I will not publicize the encryption codes in Siri shortcuts at present until one day the SMS API is encrypted. The users of HA are not that many in China, so it may be more safe to implement the encryption codes in the HA integration. And it is more complicate to use the SMS code to login in HA.

muxiachuixue commented 2 years ago

Just released library 0.9.0b9 and custom component 20220509.3 (instructions for refresh_token with HA are in the custom component release notes).

Login with & automated refresh of refresh_token does work for rest of world, and should also work for china. Please try and give feedback.

If you guys manage to figure out the AES encryption and are willing to share, I'll happily include it in the library (of course giving you the credit for finding it out, such as with the RSA encryption for china login (8ffe1fe).

I have input the refresh token to config/.storage/core.config_entries following the instructions in 20220509.3 and it works perfectly. One thing to note: also add a comma after "region": "china", or you can not reboot HA.

rikroe commented 2 years ago

Big thanks to @HuChundong @muxiachuixue @vividmuse for figuring out the login flow and providing me the information required!

I didn't put in into the code in clear text, but of course it is obvious (cannot be changed). However this feels much better to me than hosting a service somewhere where users have to share personal information (such as mobile number). At least, now everything is still done locally.

The SMS API is not really suited for Home Assistant - it would be possible, but with more effort (and if you guys are using it for the iOS shortcuts, lets keep it there)!

I have just released a new library version + custom component that should enables you logging in again.

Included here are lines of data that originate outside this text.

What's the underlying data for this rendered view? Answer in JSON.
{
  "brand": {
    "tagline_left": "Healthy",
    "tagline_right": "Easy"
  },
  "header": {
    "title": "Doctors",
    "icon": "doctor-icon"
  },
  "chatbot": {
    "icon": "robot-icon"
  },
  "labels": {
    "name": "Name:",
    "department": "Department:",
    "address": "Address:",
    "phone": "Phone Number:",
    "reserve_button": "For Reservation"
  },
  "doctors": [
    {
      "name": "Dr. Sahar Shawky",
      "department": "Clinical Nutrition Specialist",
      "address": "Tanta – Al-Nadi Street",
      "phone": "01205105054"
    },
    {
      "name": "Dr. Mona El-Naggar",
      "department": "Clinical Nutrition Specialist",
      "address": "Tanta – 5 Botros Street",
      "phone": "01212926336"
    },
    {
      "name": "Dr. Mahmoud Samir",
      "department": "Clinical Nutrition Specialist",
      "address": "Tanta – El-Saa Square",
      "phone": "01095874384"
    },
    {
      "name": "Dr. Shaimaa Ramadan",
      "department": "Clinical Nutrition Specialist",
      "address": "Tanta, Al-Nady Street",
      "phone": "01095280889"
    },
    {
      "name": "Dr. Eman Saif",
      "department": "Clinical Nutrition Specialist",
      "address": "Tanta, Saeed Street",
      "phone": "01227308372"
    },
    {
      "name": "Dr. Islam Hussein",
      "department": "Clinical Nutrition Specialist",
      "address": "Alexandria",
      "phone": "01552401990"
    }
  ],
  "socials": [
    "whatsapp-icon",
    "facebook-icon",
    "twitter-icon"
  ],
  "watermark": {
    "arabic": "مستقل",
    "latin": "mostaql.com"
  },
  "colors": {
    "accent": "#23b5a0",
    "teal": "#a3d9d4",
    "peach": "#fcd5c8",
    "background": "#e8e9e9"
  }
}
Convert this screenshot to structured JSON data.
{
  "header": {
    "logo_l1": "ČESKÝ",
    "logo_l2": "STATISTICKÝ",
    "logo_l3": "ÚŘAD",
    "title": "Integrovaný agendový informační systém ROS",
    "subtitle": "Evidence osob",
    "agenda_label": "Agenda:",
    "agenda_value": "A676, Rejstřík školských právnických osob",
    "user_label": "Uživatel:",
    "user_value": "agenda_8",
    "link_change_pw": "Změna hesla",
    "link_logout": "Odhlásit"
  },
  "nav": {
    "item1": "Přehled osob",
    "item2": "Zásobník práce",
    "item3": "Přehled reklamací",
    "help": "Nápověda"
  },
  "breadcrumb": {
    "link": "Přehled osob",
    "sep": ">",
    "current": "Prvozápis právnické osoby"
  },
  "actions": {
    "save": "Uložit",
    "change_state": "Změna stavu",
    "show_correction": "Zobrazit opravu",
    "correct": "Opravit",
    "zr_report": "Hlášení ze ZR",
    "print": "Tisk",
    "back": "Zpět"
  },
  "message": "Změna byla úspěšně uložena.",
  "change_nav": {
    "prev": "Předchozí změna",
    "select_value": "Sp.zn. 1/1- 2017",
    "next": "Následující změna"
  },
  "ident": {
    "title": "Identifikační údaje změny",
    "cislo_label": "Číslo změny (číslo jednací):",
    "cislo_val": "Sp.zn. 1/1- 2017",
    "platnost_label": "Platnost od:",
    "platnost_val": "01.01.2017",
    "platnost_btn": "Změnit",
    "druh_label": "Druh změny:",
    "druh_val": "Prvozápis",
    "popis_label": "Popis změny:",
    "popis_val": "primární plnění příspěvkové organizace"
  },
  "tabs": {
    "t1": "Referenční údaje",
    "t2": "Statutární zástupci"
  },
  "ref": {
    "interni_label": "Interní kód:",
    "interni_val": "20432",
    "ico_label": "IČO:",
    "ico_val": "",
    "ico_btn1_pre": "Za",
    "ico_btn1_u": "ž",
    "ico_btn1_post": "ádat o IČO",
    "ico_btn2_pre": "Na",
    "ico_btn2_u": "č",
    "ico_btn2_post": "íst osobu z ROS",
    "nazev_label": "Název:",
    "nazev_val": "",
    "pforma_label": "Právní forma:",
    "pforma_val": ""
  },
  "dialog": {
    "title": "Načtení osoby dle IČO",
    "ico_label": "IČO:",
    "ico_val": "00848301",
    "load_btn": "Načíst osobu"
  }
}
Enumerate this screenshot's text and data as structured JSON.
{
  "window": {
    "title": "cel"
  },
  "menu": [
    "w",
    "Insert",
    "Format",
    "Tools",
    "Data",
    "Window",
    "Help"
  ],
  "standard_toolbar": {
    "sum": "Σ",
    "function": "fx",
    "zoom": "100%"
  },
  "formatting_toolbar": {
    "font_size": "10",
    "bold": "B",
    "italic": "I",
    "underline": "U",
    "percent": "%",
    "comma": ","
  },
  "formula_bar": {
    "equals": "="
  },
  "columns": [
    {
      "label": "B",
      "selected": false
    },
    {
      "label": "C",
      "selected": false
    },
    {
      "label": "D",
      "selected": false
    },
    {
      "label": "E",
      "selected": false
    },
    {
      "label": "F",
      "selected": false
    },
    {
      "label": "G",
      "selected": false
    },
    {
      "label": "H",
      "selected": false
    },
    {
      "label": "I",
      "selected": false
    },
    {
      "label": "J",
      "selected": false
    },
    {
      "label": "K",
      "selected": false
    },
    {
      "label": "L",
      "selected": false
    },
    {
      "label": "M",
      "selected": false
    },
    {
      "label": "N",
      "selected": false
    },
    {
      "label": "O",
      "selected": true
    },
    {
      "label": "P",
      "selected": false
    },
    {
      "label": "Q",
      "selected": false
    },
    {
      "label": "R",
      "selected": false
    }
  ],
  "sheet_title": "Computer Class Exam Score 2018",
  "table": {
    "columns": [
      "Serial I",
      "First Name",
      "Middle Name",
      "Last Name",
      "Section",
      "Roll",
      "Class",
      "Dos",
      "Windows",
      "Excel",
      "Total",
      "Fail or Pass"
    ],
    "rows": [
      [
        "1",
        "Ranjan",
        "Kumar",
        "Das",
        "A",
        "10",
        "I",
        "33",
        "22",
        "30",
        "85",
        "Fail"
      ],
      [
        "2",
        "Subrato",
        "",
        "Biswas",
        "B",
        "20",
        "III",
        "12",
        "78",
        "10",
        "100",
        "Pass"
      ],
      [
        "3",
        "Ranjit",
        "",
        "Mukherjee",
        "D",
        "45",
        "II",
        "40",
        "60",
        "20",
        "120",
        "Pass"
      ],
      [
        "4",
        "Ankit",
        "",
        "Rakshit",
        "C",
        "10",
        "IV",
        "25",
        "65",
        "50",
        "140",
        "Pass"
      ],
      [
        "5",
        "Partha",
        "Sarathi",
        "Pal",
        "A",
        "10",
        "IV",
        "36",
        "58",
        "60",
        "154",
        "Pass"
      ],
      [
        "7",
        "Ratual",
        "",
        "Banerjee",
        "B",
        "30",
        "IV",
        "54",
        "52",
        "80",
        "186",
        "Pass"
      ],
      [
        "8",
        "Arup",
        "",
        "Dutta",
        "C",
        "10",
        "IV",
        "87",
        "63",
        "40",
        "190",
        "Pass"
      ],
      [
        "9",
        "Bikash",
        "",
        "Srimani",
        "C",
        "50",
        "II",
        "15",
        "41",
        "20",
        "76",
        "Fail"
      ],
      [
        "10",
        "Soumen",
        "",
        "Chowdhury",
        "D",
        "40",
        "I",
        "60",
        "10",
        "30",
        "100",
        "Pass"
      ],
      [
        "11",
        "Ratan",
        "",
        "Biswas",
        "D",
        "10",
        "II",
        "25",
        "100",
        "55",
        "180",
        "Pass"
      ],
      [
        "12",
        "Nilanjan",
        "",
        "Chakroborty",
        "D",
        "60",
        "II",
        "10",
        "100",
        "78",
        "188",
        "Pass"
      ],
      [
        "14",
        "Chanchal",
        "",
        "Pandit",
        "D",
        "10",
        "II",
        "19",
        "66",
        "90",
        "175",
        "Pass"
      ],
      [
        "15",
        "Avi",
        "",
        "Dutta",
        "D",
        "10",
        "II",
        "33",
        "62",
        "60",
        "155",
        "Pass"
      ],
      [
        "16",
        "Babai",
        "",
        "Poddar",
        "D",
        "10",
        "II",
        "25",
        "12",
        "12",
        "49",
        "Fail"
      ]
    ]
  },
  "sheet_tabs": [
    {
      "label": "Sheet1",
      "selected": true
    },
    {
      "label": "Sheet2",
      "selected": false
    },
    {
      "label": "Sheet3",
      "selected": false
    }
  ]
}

muxiachuixue commented 2 years ago

Big thanks to @HuChundong @muxiachuixue @vividmuse for figuring out the login flow and providing me the information required!

I didn't put in into the code in clear text, but of course it is obvious (cannot be changed). However this feels much better to me than hosting a service somewhere where users have to share personal information (such as mobile number). At least, now everything is still done locally.

The SMS API is not really suited for Home Assistant - it would be possible, but with more effort (and if you guys are using it for the iOS shortcuts, lets keep it there)!

I have just released a new library version + custom component that should enables you logging in again.

Thanks. I have tried the 20220511.2 version. It works well.

yongman commented 2 years ago

@rikroe @muxiachuixue I tried 20220511.2, It appears that periodic unavailable, seems one hour. The strategy of token refresh has some defects?